I have never considered myself a writer; I am a professional photographer by trade until I went back to school for holistic nutrition. Although I am more comfortable communicating through images, my intention is to help you live a better, healthier life.
So why did I go back to learn holistic nutrition? Because in my twenties I struggled with hormonal imbalances, specifically estrogen dominance. I had endometriosis, ovarian cysts and heavy periods. And now recently, I am recovering from a double mastectomy from estrogen-positive breast cancer. I was lucky that it didn’t spread and that I didn’t need chemo or radiation. But had I known the information I know today several years ago, I would have been a lot more aggressive in eliminating all my excess estrogen.

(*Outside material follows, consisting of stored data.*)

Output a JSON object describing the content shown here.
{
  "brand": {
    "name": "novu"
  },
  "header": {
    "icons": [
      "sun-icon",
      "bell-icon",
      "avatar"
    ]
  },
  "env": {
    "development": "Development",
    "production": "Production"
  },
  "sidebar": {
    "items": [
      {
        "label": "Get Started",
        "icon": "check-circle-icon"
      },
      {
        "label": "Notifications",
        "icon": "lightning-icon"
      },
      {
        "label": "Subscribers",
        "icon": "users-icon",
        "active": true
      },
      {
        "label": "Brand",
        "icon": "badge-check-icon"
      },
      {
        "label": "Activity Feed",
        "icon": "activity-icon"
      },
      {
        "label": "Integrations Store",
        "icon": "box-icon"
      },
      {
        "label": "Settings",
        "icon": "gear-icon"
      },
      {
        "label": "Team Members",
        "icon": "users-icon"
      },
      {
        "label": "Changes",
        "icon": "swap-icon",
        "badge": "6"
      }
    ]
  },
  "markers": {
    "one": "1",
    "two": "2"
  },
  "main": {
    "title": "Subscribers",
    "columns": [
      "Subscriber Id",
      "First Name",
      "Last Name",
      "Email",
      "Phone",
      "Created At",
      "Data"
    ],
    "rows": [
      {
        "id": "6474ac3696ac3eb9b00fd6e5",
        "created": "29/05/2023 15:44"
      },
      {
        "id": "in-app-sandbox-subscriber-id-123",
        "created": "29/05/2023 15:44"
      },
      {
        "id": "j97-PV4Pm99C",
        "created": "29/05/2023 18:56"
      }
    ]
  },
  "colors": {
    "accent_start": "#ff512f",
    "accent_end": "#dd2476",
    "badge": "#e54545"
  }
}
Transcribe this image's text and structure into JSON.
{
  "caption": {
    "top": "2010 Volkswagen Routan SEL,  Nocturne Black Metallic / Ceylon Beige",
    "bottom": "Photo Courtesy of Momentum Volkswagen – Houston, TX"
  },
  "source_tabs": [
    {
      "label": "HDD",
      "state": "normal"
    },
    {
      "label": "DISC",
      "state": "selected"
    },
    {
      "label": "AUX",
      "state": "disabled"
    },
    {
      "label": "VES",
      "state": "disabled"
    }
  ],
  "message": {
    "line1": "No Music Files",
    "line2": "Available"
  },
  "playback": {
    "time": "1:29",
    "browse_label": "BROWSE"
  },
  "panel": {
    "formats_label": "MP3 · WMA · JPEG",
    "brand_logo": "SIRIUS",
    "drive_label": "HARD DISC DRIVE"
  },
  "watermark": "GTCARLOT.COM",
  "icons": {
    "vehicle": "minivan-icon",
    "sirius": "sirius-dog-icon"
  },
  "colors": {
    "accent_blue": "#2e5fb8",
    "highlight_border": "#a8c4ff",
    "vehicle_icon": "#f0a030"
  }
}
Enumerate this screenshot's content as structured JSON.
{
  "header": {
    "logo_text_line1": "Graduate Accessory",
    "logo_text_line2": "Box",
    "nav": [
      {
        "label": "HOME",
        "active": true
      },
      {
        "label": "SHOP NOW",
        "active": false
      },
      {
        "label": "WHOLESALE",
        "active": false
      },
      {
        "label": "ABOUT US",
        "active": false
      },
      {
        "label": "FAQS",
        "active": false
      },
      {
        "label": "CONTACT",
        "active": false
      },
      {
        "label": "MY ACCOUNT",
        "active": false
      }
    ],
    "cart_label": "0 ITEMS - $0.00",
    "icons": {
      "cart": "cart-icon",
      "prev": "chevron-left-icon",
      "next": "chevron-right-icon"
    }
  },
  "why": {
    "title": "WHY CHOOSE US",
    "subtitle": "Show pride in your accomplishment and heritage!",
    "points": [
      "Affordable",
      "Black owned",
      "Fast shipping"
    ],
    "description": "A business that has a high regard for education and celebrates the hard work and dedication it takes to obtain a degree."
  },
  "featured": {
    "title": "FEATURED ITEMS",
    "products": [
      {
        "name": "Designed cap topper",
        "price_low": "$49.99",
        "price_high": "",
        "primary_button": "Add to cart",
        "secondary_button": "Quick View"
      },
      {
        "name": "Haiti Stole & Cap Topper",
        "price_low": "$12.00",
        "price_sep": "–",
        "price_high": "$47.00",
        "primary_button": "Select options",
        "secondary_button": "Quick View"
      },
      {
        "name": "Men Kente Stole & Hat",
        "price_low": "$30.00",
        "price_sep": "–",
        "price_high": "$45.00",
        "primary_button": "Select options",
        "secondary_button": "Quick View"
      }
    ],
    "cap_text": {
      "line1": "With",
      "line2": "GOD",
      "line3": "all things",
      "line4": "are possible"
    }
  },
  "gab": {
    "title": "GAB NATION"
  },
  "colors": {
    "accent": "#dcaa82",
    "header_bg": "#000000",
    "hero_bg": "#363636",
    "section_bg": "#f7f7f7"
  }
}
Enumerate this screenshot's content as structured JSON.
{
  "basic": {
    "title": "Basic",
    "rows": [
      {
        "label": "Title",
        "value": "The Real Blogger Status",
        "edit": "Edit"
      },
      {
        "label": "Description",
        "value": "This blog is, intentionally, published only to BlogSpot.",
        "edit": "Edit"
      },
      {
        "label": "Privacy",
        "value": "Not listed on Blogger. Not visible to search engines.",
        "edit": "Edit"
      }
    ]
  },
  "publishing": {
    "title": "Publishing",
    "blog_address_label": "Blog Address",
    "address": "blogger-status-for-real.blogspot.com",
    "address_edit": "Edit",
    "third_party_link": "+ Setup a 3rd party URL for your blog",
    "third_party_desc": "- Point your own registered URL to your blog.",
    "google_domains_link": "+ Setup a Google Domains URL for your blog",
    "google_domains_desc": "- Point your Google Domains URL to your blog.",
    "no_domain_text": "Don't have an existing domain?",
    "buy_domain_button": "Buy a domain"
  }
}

In addition, my family - husband and kids included - were plagued with autoimmune conditions ranging from Hashimoto’s, PANDAS and alopecia. That was enough to push me into educating myself so that I could help my family and eventually others. I am stubborn. I need to know the why - was it genetic? was it their gut health? a detoxification issue? problems with blood sugar? adrenal fatigue? sluggish livers? was it environmental? methylation? If it was out there, I researched it. I didn’t just want a batch of prescriptions.
So how are the kids and my husband doing? It took some time as I implemented little by little of what I learned each passing season of studying. But they are all doing so much better. Hair grew back on my youngest daughter, my other girls became way less anxious and my husband’s antibody numbers for his thyroid have been decreasing.
As for me? Even though diet had led me to feeling so much better and pain-free when I had endometriosis in my younger days, I still had a lot of estrogen dominance in my system. I knew that because I had received training in the DUTCH test (salivary hormone testing). When I saw that my estrogens were through the roof, I became assertive last year with a “benign” tumor they had found three years ago. They cleared me year after year. Because I knew my numbers were dangerous, I requested different testing (MRI). Luckily, this time around, they caught the cancer instead of waiting yet another year for my next mammogram which they had advised me to do.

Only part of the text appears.